Il existe donc une infinie variété de raisons aux blocages d’écriture, mais je vais essayer, si ce n’est pas trop présomptueux, d’en dégager trois grandes familles et de proposer quelques pistes pour en venir à bout :

  1. La peur de pratiquer
  2. Le manque de connaissances
  3. L’arbre à 12 troncs

1. La peur de pratiquer

Le mot procrastination a sûrement été inventé par un procrastinateur : il est tellement long à prononcer qu’il nous laisse encore un peu de temps avant de nous y mettre.

La procrastination peut venir de plusieurs facteurs. J’ai traité en long et en large cette question dans ma formation pour écrire un roman, mais je vais tenter d’aborder le sujet ici sous un autre angle :

Démarrer l’écriture à l’âge adulte, c’est se confronter à un sentiment dont nous pensions nous être débarrassé pour toujours : la honte d’être nul. Enfant et adolescent, vous avez eu votre lot d’humiliations diverses liées à votre ignorance et une fois parvenus à un certain statut, vous vous êtes assurés de ne plus jamais avoir affaire à ce type de désagréments.

Si vous vous êtes soigneusement évités de commencer la danse classique ou le violon à l’âge de trente ans, c’est pour une bonne raison : se voir faire un entrechat d’hippopotame ou s’entendre faire gémir une pauvre corde qui n’avait rien demandé est au-delà de votre fierté.

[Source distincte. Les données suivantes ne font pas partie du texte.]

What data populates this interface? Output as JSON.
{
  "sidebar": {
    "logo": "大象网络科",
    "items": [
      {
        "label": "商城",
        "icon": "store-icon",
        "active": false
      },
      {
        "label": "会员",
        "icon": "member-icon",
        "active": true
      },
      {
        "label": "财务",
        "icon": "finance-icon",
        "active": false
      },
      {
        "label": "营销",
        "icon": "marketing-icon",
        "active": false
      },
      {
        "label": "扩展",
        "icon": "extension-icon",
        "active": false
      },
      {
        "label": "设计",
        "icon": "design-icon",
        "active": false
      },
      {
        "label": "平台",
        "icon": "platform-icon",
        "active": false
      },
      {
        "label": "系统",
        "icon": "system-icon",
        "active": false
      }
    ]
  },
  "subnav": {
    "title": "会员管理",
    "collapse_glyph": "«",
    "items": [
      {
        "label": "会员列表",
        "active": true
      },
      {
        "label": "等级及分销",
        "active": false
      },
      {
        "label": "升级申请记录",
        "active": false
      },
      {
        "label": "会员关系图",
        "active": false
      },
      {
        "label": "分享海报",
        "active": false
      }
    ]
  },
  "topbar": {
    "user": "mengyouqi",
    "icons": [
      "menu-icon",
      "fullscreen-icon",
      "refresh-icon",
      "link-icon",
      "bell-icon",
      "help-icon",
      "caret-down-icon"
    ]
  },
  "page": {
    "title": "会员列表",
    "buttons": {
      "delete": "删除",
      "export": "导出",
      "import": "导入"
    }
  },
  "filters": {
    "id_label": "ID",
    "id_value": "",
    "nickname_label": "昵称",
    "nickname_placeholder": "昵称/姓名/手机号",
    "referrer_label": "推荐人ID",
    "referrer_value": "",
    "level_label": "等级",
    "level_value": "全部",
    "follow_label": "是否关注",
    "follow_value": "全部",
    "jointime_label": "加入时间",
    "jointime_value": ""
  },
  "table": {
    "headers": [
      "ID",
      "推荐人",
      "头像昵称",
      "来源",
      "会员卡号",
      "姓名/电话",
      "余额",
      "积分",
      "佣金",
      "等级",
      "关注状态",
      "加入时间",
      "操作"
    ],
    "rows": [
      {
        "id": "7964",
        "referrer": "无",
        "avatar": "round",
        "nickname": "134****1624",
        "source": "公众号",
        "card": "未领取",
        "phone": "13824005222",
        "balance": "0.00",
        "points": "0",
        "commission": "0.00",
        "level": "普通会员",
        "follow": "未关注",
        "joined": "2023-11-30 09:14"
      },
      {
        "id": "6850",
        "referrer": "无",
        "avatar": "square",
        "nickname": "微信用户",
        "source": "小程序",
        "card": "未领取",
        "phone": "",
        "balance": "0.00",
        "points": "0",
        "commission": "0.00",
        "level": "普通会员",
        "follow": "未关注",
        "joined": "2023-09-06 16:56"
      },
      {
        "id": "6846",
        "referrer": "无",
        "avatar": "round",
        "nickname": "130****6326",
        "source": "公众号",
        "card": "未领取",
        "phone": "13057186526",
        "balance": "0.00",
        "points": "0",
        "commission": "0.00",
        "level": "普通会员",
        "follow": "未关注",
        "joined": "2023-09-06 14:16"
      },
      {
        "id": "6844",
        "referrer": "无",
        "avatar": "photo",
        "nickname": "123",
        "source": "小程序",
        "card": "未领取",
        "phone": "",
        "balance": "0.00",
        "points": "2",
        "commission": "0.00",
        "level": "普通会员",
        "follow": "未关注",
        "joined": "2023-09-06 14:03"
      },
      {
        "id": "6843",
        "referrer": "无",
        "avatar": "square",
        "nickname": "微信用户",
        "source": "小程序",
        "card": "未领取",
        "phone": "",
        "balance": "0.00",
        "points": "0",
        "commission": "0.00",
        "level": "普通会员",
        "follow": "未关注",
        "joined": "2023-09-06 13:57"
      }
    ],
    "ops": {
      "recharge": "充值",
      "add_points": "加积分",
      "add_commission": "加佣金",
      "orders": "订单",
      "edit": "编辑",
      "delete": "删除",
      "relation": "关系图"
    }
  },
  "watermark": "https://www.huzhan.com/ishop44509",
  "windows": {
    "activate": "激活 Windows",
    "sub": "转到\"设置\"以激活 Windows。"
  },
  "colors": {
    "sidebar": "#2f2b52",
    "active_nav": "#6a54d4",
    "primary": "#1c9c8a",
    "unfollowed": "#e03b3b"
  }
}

Mais voilà : il se trouve qu’écrire, vous avez appris à l’école dès l’âge de 6 ans. Des lignes, vous en avez gratté, rédactions, dictées, dissertations et même mémoire et plus tard, des lettres de motivation, des comptes-rendus, des emails et toute les joies scripturales que le monde de l’entreprise permet.

Hors, écrire de la fiction, par rapport à une rédaction, c’est un peu comme danser une chorégraphie de ballet par rapport à danser en boîte de nuit : oui, voilà, pas pareil.

Et vous le savez au fond. Alors, vous laissez passer le temps avant de vous mettre à rédiger des lignes qui pourraient apparaître comme ouvertement nulles. Et en plus, les écrivains de renom semblent tous s’entendre pour clamer qu’ils possédaient déjà leur style littéraire à l’âge où ils goûtaient le caca du chat pour voir si c’était pas des bonbons.

Solution : Attelez-vous à la tâche de produire des écrits qui ne serviront qu’au déblocage. Écrivez des choses nulles, pourries, honteuses, que vous ne montrerez à personne. Vraiment personne. Assurez-vous que personne personne n’aura jamais accès à ces écrits. Personne. À qui devez-vous les montrer ?

Réponse A : Juste à votre meilleure amie quand même.

Réponse B : À un éditeur.

Réponse C : Personne.

Lorsque vous aurez écrit des milliers de mots nuls, écrivez encore quelques milliers de mots un peu moins nuls, pour déboucher sur des milliers de mots moyens et là, vous comprenez que la plasticité cérébrale humaine, c’est pas de la gnognotte.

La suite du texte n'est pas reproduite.